Por eso me siento tantas veces estúpido. Estúpido por simple, por pensar que nos complicamos continuamente la vida dejando nuestro anhelo en alguna parte olvidado. Ni tenemos más estómago del que tenemos, ni más hormonas que las que anidan en nuestro cuerpo, ni más capacidad de asimilar placer o alegría que nuestro organismo admite. Hay un corto relato de Tolstoi en el que a un aldeano le proponen la propiedad de toda la tierra que pueda rodear caminando a lo largo del día; antes de la caída del sol el aldeano debe de haber cerrado el círculo de lo que será su próxima propiedad. Fue tan desmesurado el deseo de poseer del aldeano, que no le dio tiempo a llegar al punto de partida, murió por el camino. A una persona que conozco, por demás bastante infeliz y desorientado en la vida, hace unos meses le ofrecieron un trabajo en alguna parte de América Latina con un sueldo de veinte millones de pesetas al mes. La última vez que hablé con él por teléfono me daba pena, sólo tenía esta vida y la estaba desaprovechando de la manera más ridícula. He oído alguna vez que las causas de muchos de los males que aquejan a una parte importante de la sociedad viene de no follar bien (y podíamos añadir aquello de quien no tiene nada que hacer con el rabo mata moscas), y es un aserto con el que en general estoy de acuerdo. Discutimos con frecuencia sobre un concepto tan escurridizo como el de felicidad; raramente nos ponemos de acuerdo. La felicidad no es materia que pueda comprarse ni con dinero, ni con muertos, ni vendiendo el alma a los conventos o a los frailes. Creo que es un arte sumamente sofisticado, al que la locura de los políticos, los hacedores de dinero, los “descubridores” y conquistadores de estas tierras, los grandes mercaderes apenas tienen acceso.
¿A qué tanto ruido y tanto empeño al margen de usted mismo, si se va a morir dentro de unos días? ¿A qué tanto desasosiego? ¿Y si pusiéramos un poco de cordura en la cosa de la vida de cada uno, si miráramos con un poco de perspectiva, si dedicáramos un poco más tiempo a follar bien y sin prisas? No era otra cosa aquel emblema de los años setenta de unas flores que alguien había sembrado sobre el casco de un soldado.


Magnífica, llena de luz, asoma por poniente la silueta de una isla; una gran montaña la corona, sola, espléndida en medio del mar.
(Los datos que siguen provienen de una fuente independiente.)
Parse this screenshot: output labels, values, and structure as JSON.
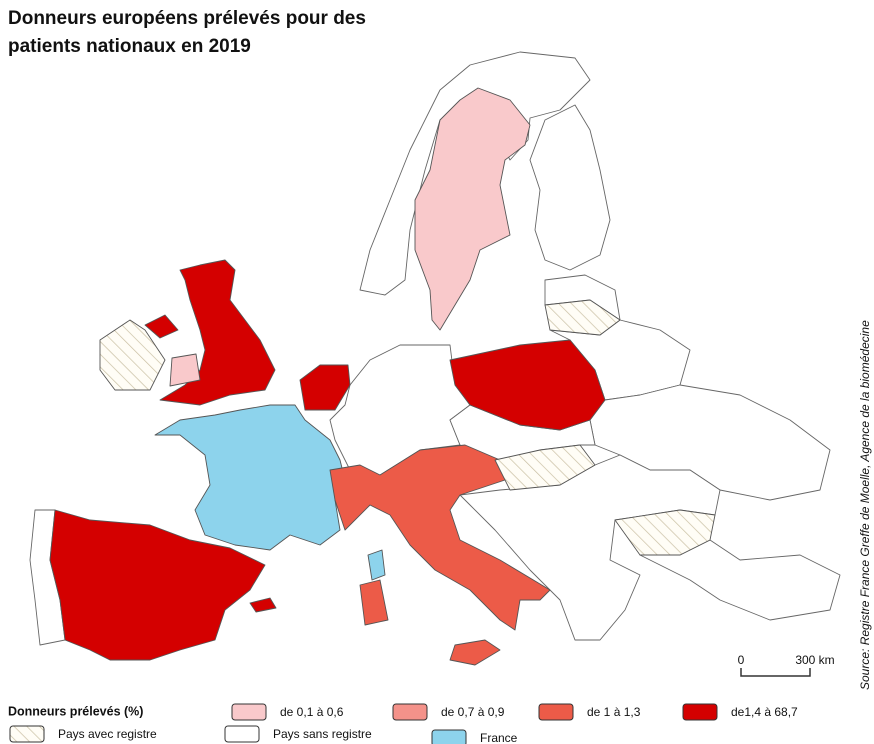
{
  "title": [
    "Donneurs européens prélevés pour des",
    "patients nationaux en 2019"
  ],
  "legend": {
    "title": "Donneurs prélevés (%)",
    "items": [
      {
        "label": "de 0,1 à 0,6",
        "color": "#f9c9cb"
      },
      {
        "label": "de 0,7 à 0,9",
        "color": "#f4928a"
      },
      {
        "label": "de 1 à 1,3",
        "color": "#ec5b48"
      },
      {
        "label": "de1,4 à 68,7",
        "color": "#d40000"
      },
      {
        "label": "Pays avec registre",
        "pattern": "hatch"
      },
      {
        "label": "Pays sans registre",
        "color": "#ffffff"
      },
      {
        "label": "France",
        "color": "#8dd3ec"
      }
    ]
  },
  "scale": [
    "0",
    "300 km"
  ],
  "source": "Source: Registre France Greffe de Moelle, Agence de la biomédecine"
}
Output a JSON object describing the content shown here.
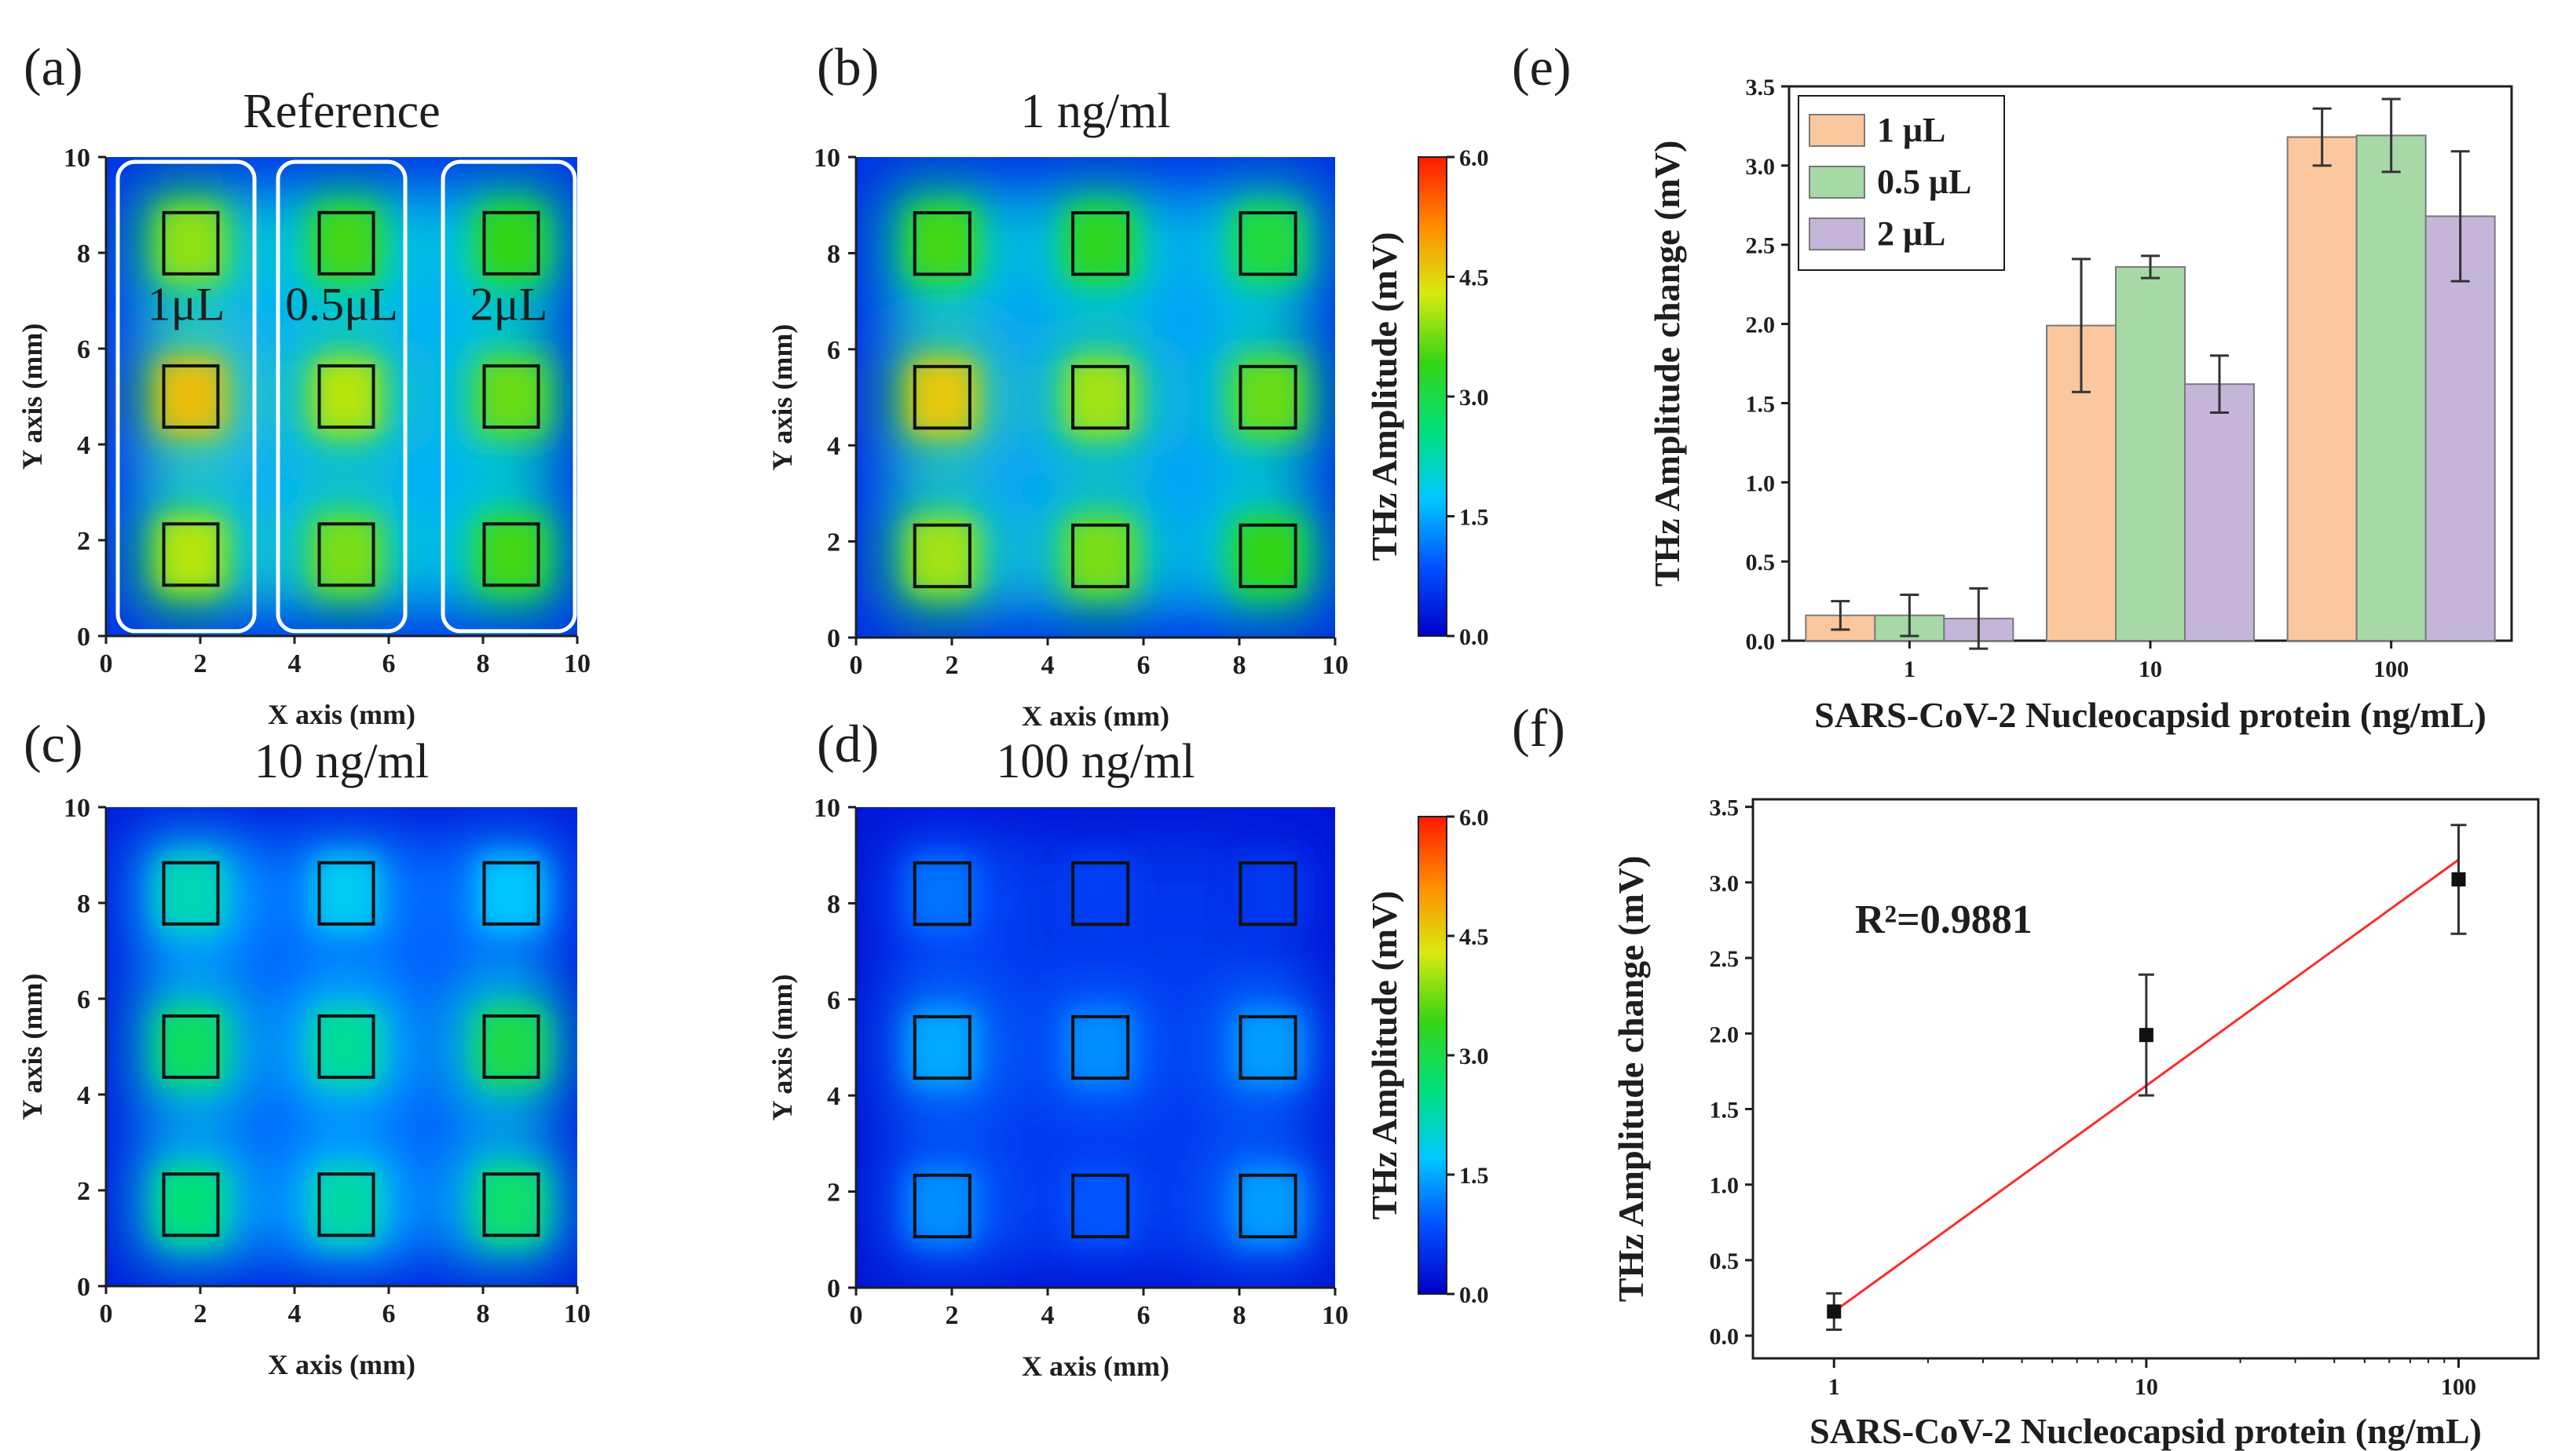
{
  "figure": {
    "panel_labels": {
      "a": "(a)",
      "b": "(b)",
      "c": "(c)",
      "d": "(d)",
      "e": "(e)",
      "f": "(f)"
    },
    "colorbar": {
      "label": "THz Amplitude (mV)",
      "ticks": [
        "6.0",
        "4.5",
        "3.0",
        "1.5",
        "0.0"
      ],
      "colors": [
        "#0000c8",
        "#0050ff",
        "#00c8ff",
        "#00e07a",
        "#35d415",
        "#d8ea10",
        "#ff8c00",
        "#ff1a00"
      ]
    }
  },
  "chart_data": [
    {
      "type": "heatmap",
      "panel": "a",
      "title": "Reference",
      "xlabel": "X axis (mm)",
      "ylabel": "Y axis (mm)",
      "xlim": [
        0,
        10
      ],
      "ylim": [
        0,
        10
      ],
      "xticks": [
        "0",
        "2",
        "4",
        "6",
        "8",
        "10"
      ],
      "yticks": [
        "0",
        "2",
        "4",
        "6",
        "8",
        "10"
      ],
      "group_labels": [
        "1μL",
        "0.5μL",
        "2μL"
      ],
      "spot_x": [
        1.8,
        5.1,
        8.6
      ],
      "spot_y": [
        8.2,
        5.0,
        1.7
      ],
      "spot_amplitude": [
        [
          3.9,
          3.5,
          3.4
        ],
        [
          4.7,
          4.1,
          3.7
        ],
        [
          4.1,
          3.8,
          3.5
        ]
      ],
      "background_amplitude": 1.5
    },
    {
      "type": "heatmap",
      "panel": "b",
      "title": "1 ng/ml",
      "xlabel": "X axis (mm)",
      "ylabel": "Y axis (mm)",
      "xlim": [
        0,
        10
      ],
      "ylim": [
        0,
        10
      ],
      "xticks": [
        "0",
        "2",
        "4",
        "6",
        "8",
        "10"
      ],
      "yticks": [
        "0",
        "2",
        "4",
        "6",
        "8",
        "10"
      ],
      "spot_x": [
        1.8,
        5.1,
        8.6
      ],
      "spot_y": [
        8.2,
        5.0,
        1.7
      ],
      "spot_amplitude": [
        [
          3.5,
          3.3,
          3.1
        ],
        [
          4.6,
          4.0,
          3.7
        ],
        [
          4.0,
          3.8,
          3.4
        ]
      ],
      "background_amplitude": 1.4
    },
    {
      "type": "heatmap",
      "panel": "c",
      "title": "10 ng/ml",
      "xlabel": "X axis (mm)",
      "ylabel": "Y axis (mm)",
      "xlim": [
        0,
        10
      ],
      "ylim": [
        0,
        10
      ],
      "xticks": [
        "0",
        "2",
        "4",
        "6",
        "8",
        "10"
      ],
      "yticks": [
        "0",
        "2",
        "4",
        "6",
        "8",
        "10"
      ],
      "spot_x": [
        1.8,
        5.1,
        8.6
      ],
      "spot_y": [
        8.2,
        5.0,
        1.7
      ],
      "spot_amplitude": [
        [
          2.2,
          1.8,
          1.7
        ],
        [
          2.8,
          2.4,
          3.0
        ],
        [
          2.6,
          2.3,
          2.7
        ]
      ],
      "background_amplitude": 0.9
    },
    {
      "type": "heatmap",
      "panel": "d",
      "title": "100 ng/ml",
      "xlabel": "X axis (mm)",
      "ylabel": "Y axis (mm)",
      "xlim": [
        0,
        10
      ],
      "ylim": [
        0,
        10
      ],
      "xticks": [
        "0",
        "2",
        "4",
        "6",
        "8",
        "10"
      ],
      "yticks": [
        "0",
        "2",
        "4",
        "6",
        "8",
        "10"
      ],
      "spot_x": [
        1.8,
        5.1,
        8.6
      ],
      "spot_y": [
        8.2,
        5.0,
        1.7
      ],
      "spot_amplitude": [
        [
          1.1,
          0.7,
          0.6
        ],
        [
          1.5,
          1.3,
          1.4
        ],
        [
          1.3,
          0.9,
          1.4
        ]
      ],
      "background_amplitude": 0.6
    },
    {
      "type": "bar",
      "panel": "e",
      "xlabel": "SARS-CoV-2 Nucleocapsid protein (ng/mL)",
      "ylabel": "THz Amplitude  change (mV)",
      "categories": [
        "1",
        "10",
        "100"
      ],
      "ylim": [
        0,
        3.5
      ],
      "yticks": [
        "0.0",
        "0.5",
        "1.0",
        "1.5",
        "2.0",
        "2.5",
        "3.0",
        "3.5"
      ],
      "legend": "top-left",
      "series": [
        {
          "name": "1 μL",
          "color": "#fbc79e",
          "values": [
            0.16,
            1.99,
            3.18
          ],
          "errors": [
            0.09,
            0.42,
            0.18
          ]
        },
        {
          "name": "0.5 μL",
          "color": "#a6d9a6",
          "values": [
            0.16,
            2.36,
            3.19
          ],
          "errors": [
            0.13,
            0.07,
            0.23
          ]
        },
        {
          "name": "2 μL",
          "color": "#c5b6d9",
          "values": [
            0.14,
            1.62,
            2.68
          ],
          "errors": [
            0.19,
            0.18,
            0.41
          ]
        }
      ]
    },
    {
      "type": "scatter",
      "panel": "f",
      "xlabel": "SARS-CoV-2 Nucleocapsid protein (ng/mL)",
      "ylabel": "THz Amplitude change (mV)",
      "x_scale": "log",
      "xlim": [
        0.55,
        180
      ],
      "ylim": [
        -0.15,
        3.55
      ],
      "xticks": [
        "1",
        "10",
        "100"
      ],
      "yticks": [
        "0.0",
        "0.5",
        "1.0",
        "1.5",
        "2.0",
        "2.5",
        "3.0",
        "3.5"
      ],
      "x": [
        1,
        10,
        100
      ],
      "y": [
        0.16,
        1.99,
        3.02
      ],
      "errors": [
        0.12,
        0.4,
        0.36
      ],
      "fit": {
        "x": [
          1,
          100
        ],
        "y": [
          0.16,
          3.15
        ],
        "color": "#ff2a2a"
      },
      "annotation": "R²=0.9881"
    }
  ]
}
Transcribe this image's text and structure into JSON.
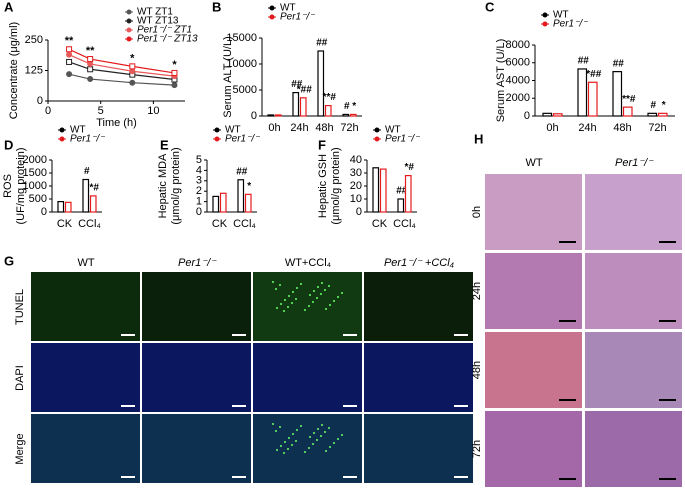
{
  "chart_data": [
    {
      "type": "line",
      "panel": "A",
      "xlabel": "Time (h)",
      "ylabel": [
        "Concentrate (μg/ml)"
      ],
      "x": [
        2,
        4,
        8,
        12
      ],
      "xlim": [
        0,
        13
      ],
      "xticks": [
        0,
        5,
        10
      ],
      "ylim": [
        0,
        250
      ],
      "yticks": [
        0,
        125,
        250
      ],
      "annotations": [
        "**",
        "**",
        "*",
        "*"
      ],
      "series": [
        {
          "name": "WT ZT1",
          "color": "#555555",
          "marker": "circle",
          "values": [
            110,
            90,
            75,
            65
          ]
        },
        {
          "name": "WT ZT13",
          "color": "#222222",
          "marker": "square",
          "values": [
            160,
            130,
            108,
            88
          ]
        },
        {
          "name": "Per1⁻/⁻ ZT1",
          "color": "#e8595a",
          "marker": "circle",
          "values": [
            190,
            152,
            122,
            102
          ]
        },
        {
          "name": "Per1⁻/⁻ ZT13",
          "color": "#e41a1c",
          "marker": "square",
          "values": [
            212,
            172,
            142,
            115
          ]
        }
      ]
    },
    {
      "type": "bar",
      "panel": "B",
      "ylabel": [
        "Serum ALT (U/L)"
      ],
      "categories": [
        "0h",
        "24h",
        "48h",
        "72h"
      ],
      "ylim": [
        0,
        15000
      ],
      "yticks": [
        0,
        5000,
        10000,
        15000
      ],
      "series": [
        {
          "name": "WT",
          "color": "#000000",
          "values": [
            200,
            4500,
            12500,
            300
          ],
          "significance": [
            null,
            "##",
            "##",
            "#"
          ]
        },
        {
          "name": "Per1⁻/⁻",
          "color": "#e41a1c",
          "values": [
            200,
            3500,
            2000,
            300
          ],
          "significance": [
            null,
            "*##",
            "**#",
            "*"
          ]
        }
      ]
    },
    {
      "type": "bar",
      "panel": "C",
      "ylabel": [
        "Serum AST (U/L)"
      ],
      "categories": [
        "0h",
        "24h",
        "48h",
        "72h"
      ],
      "ylim": [
        0,
        8000
      ],
      "yticks": [
        0,
        2000,
        4000,
        6000,
        8000
      ],
      "series": [
        {
          "name": "WT",
          "color": "#000000",
          "values": [
            300,
            5300,
            5000,
            300
          ],
          "significance": [
            null,
            "##",
            "##",
            "#"
          ]
        },
        {
          "name": "Per1⁻/⁻",
          "color": "#e41a1c",
          "values": [
            250,
            3800,
            1000,
            300
          ],
          "significance": [
            null,
            "*##",
            "**#",
            "*"
          ]
        }
      ]
    },
    {
      "type": "bar",
      "panel": "D",
      "ylabel": [
        "ROS",
        "(UF/mg protein)"
      ],
      "categories": [
        "CK",
        "CCl₄"
      ],
      "ylim": [
        0,
        2000
      ],
      "yticks": [
        0,
        500,
        1000,
        1500,
        2000
      ],
      "series": [
        {
          "name": "WT",
          "color": "#000000",
          "values": [
            400,
            1250
          ],
          "significance": [
            null,
            "#"
          ]
        },
        {
          "name": "Per1⁻/⁻",
          "color": "#e41a1c",
          "values": [
            370,
            620
          ],
          "significance": [
            null,
            "*#"
          ]
        }
      ]
    },
    {
      "type": "bar",
      "panel": "E",
      "ylabel": [
        "Hepatic MDA",
        "(μmol/g protein)"
      ],
      "categories": [
        "CK",
        "CCl₄"
      ],
      "ylim": [
        0,
        5
      ],
      "yticks": [
        0,
        1,
        2,
        3,
        4,
        5
      ],
      "series": [
        {
          "name": "WT",
          "color": "#000000",
          "values": [
            1.5,
            3.1
          ],
          "significance": [
            null,
            "##"
          ]
        },
        {
          "name": "Per1⁻/⁻",
          "color": "#e41a1c",
          "values": [
            1.8,
            1.7
          ],
          "significance": [
            null,
            "*"
          ]
        }
      ]
    },
    {
      "type": "bar",
      "panel": "F",
      "ylabel": [
        "Hepatic GSH",
        "(μmol/g protein)"
      ],
      "categories": [
        "CK",
        "CCl₄"
      ],
      "ylim": [
        0,
        40
      ],
      "yticks": [
        0,
        10,
        20,
        30,
        40
      ],
      "series": [
        {
          "name": "WT",
          "color": "#000000",
          "values": [
            34,
            10
          ],
          "significance": [
            null,
            "##"
          ]
        },
        {
          "name": "Per1⁻/⁻",
          "color": "#e41a1c",
          "values": [
            33,
            28
          ],
          "significance": [
            null,
            "*#"
          ]
        }
      ]
    }
  ],
  "panel_g": {
    "label": "G",
    "columns": [
      "WT",
      "Per1⁻/⁻",
      "WT+CCl₄",
      "Per1⁻/⁻ +CCl₄"
    ],
    "rows": [
      "TUNEL",
      "DAPI",
      "Merge"
    ]
  },
  "panel_h": {
    "label": "H",
    "columns": [
      "WT",
      "Per1⁻/⁻"
    ],
    "rows": [
      "0h",
      "24h",
      "48h",
      "72h"
    ]
  }
}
La naturaleza, su belleza, su esplendor, habla con frecuencia de la estupidez de los delirios de grandeza de los humanos; ella predica sencillez, estado de gozo de lo simple y sencillo. ¡Cuánto me hubiera gustado tener los cojones que echó aquel Julio Villar, que en barco de unos pocos metros de eslora fue capaz de dar solo la vuelta al mundo. Mar, agua, sol, luz, luna... un petrel de vez en cuando sobre el mástil de la vela.